From the 911 Commission Report. It appears that the evacuation of the WTC went amazingly well:
The National Institute of Standards and Technology has provided a preliminary estimation that between 16,400 and 18,800 civilians were in the WTC complex as of 8:46 AM on September 11. At most 2,152 individuals died at the WTC complex who were not (1) fire or police first responders, (2) security or fire safety personnel of the WTC or individual companies, (3) volunteer civilians who ran to the WTC after the planes' impact to help others, or (4) on the two planes that crashed into the Twin Towers.... Of this number... 94.64 percent either worked or were supposed to attend a meeting at or above the respective impact zones.... These data strongly suggest that the evacuation was a success for civilians below the impact zone.
Something for the Port Authority, the FDNY, the PAPD, and the NYPD to be very proud of.
Posted by DeLong at August 1, 2004 05:19 PM | TrackBack | | Other weblogs commenting on this postLet's not forget the late Rick Rescorla, who made sure that about thirty floors' worth of South Tower workers (from the 44th to 74th floors) were most of the way out of the building before the South Tower was hit, which undoubtedly made it much easier to evacuate everyone else.
http://www.medaloffreedom.com/RickRescorla1.htm
Posted by: RT on August 1, 2004 07:01 PMThe people who worked in the WTC should also be proud. They didn't panic and trample each other.
Posted by: Robert Waldmann on August 1, 2004 07:44 PMMe, and Rudy Giuliani, and everyone else with half a brain thought that 10,000 or more were likely to have been killed that awful morning, because we had no clue how much effort had gone into evacuation plans.
Meanwhile, jonah goldberg was kvetching just the other day about the irrelevancy of first responders to the "war" on terror (and, presumably, by extension, any other measures to mitigate actual terrorist attacks while we wait for a terrorist-free utopia to come into existence thanks to our invasion strategy).
Sometimes, the idiocy of the right wing is beyond imagination....
Posted by: howard on August 1, 2004 09:16 PMWho was the engineer who decided to reinforce the lighting in the emergency stairways after the first, failed terrorist attack? The evacuation could surely not have gone as well as it did without this, for it only takes one slip in the edark to start a panic.
Posted by: JamesW on August 2, 2004 02:59 AMAnd credit to the code authorities who make the rules that require enough exit stairs, architects who see them put into practice, structural engineers who make sure a building will stand for a time in fire, and fire marshalls and city code enforcement personnel who enforce all those rules.
Posted by: Randolph Fritz on August 2, 2004 10:04 AMWhy were there no helicopters to rescue those on the upper floors? It surprised me at the time, and the answer that I got then looks incorrect, since I've seen helicopter rescues at sea in storm conditions far worse than the smoke could be in the WTC.
DSW
Posted by: Antoni Jaume on August 2, 2004 10:52 AM> Why were there no helicopters to rescue those on the upper floors?
I would guess that nobody in a position to authorize such a rescue expected the building to fall, or to fall in less than an hour.
Posted by: Paul Callahan on August 2, 2004 10:58 AM> or to fall in less than an hour.
Correction: One tower stood for about an hour and forty minutes. In any case, I would expect that someone was trying to make a plan for how to evacuate the upper levels, but it probably assumed that the building would stay intact long enough and the fire could be extinguished.
I don't also don't think that flames and smoke can really be compared to storm conditions.
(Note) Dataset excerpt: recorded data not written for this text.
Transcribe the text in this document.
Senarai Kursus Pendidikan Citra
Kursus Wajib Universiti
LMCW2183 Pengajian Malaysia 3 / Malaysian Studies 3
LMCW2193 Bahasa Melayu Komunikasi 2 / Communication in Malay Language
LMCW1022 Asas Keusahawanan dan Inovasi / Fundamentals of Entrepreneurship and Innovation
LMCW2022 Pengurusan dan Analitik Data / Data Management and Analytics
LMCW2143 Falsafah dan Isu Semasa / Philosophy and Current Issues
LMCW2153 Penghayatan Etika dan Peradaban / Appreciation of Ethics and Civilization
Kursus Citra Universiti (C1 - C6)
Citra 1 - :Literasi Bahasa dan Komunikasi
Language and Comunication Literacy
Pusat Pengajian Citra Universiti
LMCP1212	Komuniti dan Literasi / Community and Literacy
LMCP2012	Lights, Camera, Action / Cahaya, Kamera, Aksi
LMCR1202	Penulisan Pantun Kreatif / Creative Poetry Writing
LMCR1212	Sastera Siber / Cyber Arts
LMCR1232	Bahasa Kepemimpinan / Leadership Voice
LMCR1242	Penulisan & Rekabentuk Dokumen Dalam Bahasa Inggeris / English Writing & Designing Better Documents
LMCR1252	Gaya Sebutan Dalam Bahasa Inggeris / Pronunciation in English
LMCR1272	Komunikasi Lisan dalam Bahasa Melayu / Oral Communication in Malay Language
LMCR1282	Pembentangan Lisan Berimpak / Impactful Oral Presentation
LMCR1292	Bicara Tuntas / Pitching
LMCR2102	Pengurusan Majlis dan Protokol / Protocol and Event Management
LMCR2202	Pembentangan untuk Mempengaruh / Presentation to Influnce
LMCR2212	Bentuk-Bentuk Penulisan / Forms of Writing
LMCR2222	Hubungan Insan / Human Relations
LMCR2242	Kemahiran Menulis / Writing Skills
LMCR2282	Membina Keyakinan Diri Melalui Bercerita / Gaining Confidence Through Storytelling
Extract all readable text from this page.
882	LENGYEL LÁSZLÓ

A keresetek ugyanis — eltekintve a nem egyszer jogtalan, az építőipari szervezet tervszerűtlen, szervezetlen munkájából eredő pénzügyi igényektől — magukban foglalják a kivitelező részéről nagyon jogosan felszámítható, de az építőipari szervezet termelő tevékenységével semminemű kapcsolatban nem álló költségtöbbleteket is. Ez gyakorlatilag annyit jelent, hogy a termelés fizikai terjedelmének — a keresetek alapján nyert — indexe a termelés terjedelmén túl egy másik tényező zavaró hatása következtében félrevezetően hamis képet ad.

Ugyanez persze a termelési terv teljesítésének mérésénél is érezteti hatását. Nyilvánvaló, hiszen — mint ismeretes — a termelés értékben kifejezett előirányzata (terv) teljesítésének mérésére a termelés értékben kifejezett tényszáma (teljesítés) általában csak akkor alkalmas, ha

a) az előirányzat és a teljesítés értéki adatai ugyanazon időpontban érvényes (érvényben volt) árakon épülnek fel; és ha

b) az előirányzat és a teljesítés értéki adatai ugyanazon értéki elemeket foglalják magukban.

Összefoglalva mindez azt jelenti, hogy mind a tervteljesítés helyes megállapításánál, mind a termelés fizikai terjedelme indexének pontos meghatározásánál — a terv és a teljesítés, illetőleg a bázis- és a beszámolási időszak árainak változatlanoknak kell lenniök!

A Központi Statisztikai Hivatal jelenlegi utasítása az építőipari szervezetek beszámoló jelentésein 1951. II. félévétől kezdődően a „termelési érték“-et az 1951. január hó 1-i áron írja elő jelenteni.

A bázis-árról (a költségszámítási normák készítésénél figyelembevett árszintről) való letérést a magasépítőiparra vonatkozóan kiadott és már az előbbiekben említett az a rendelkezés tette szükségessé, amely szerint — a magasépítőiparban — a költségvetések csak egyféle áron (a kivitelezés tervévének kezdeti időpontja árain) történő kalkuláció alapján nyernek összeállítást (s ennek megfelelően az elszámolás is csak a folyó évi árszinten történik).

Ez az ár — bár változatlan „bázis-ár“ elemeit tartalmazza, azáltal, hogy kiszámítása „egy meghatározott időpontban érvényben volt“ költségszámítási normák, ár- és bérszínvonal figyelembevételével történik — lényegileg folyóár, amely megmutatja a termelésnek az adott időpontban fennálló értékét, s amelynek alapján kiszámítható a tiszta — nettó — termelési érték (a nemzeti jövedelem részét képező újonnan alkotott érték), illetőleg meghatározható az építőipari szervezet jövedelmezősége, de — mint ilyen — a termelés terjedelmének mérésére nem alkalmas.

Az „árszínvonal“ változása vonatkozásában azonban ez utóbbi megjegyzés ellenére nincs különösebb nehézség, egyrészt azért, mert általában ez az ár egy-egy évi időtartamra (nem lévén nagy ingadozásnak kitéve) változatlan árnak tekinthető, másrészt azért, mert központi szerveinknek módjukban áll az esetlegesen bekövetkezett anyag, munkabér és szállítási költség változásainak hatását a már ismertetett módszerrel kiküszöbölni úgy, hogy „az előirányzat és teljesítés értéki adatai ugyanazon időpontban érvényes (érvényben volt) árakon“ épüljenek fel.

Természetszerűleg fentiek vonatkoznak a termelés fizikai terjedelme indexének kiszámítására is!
Posted by: Paul Callahan on August 2, 2004 11:08 AM>Who was the engineer who decided to reinforce the lighting in the emergency stairways after the first, failed terrorist attack? The evacuation could surely not have gone as well as it did without this, for it only takes one slip in the edark to start a panic.
That was a great idea. I had to evacuate during the blackout last summer, and there were no emergency lights in the stairwell. Even though it was a leisurely evacuation because nothing was on fire, it was awful trying to figure out how to get down 15 flights without a light. And my cell phone wasn't bright enough. Fortunately someone came down behind me with a flashlight.